An excavator clears an area for a new burial site for the victims who died from the coronavirus disease (COVID-19), at a graveyard in New Delhi, India, October 6, 2020. REUTERS/Danish Siddiqui

By: Pramod Thomas

AS the toll from the Covid-19 pandemic increases on a day-to-day basis workers clear space to add 400 graves to the Indian capital’s oldest functioning cemetery.

On Tuesday(6) workers cleared undergrowth from wasteland beside the ruins of historic city walls in the Islamic graveyard of Jadid Qabristan in Delhi.

India’s total coronavirus cases rose by 61,267 in the last 24 hours to 6.69 million on Tuesday, data from the health ministry showed.

Deaths from Covid-19 infections rose by 884 to 103,569, the ministry said.

India’s death toll from the novel coronavirus rose past 100,000 on Saturday(3), only the third country in the world to reach that bleak milestone, after the US and Brazil, and its epidemic shows no sign of abating.

Since its first virus burial in April, the Jadid Qabristan has seen more than 700 funerals on a patch of adjoining wasteground designated for pandemic victims.

“We weren’t expecting that we will have to clear more land for the graves,” said head gravedigger Mohammad Shameem, a 38-year-old in a pale green traditional tunic, who is the third generation of his family to work in cemeteries.

“But bodies just keep arriving.”

A respite in infections has cut virus burials to about four a day, from 10 in the summer, but Shameem said the graveyard, founded in 1924, would soon be at capacity.

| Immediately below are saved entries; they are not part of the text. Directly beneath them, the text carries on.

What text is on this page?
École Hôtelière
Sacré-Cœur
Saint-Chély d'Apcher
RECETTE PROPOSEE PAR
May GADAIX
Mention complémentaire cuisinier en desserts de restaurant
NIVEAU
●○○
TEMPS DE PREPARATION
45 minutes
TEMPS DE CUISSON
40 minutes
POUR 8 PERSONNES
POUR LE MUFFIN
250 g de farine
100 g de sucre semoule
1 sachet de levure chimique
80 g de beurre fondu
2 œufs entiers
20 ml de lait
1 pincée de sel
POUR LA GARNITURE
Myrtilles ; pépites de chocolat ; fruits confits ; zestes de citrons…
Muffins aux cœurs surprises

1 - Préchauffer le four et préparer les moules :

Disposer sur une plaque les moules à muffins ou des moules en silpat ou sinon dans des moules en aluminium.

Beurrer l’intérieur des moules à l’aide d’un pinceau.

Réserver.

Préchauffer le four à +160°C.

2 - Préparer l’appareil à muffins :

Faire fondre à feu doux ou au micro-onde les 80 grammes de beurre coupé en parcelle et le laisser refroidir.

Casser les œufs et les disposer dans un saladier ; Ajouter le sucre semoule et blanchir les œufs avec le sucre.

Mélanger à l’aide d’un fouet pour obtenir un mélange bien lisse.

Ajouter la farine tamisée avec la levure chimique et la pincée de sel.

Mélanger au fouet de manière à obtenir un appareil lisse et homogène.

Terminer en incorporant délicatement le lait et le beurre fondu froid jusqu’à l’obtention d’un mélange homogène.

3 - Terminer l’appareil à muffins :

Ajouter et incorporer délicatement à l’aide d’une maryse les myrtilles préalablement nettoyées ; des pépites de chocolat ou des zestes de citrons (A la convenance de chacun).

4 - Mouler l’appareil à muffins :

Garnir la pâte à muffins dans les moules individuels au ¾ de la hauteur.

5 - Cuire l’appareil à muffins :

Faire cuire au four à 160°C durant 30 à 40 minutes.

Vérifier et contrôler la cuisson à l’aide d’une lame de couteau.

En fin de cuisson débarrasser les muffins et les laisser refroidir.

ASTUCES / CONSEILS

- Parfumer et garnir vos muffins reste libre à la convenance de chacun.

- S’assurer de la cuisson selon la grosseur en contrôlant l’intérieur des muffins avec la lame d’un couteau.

“The way things are moving, I think we will clear the last remaining patch of land for graves in the coming months.”

Hindus, who make up the majority of India’s population of about 1.3 billion, are typically cremated after death, but its estimated 200 million Muslims typically bury their dead.

Like the workers at a nearby crematorium for Hindus, Shameem said he often faced difficult conditions.

“We are doing so much work for the last eight months, but there has been hardly any help from the government, in terms of personal protective equipment,” he said.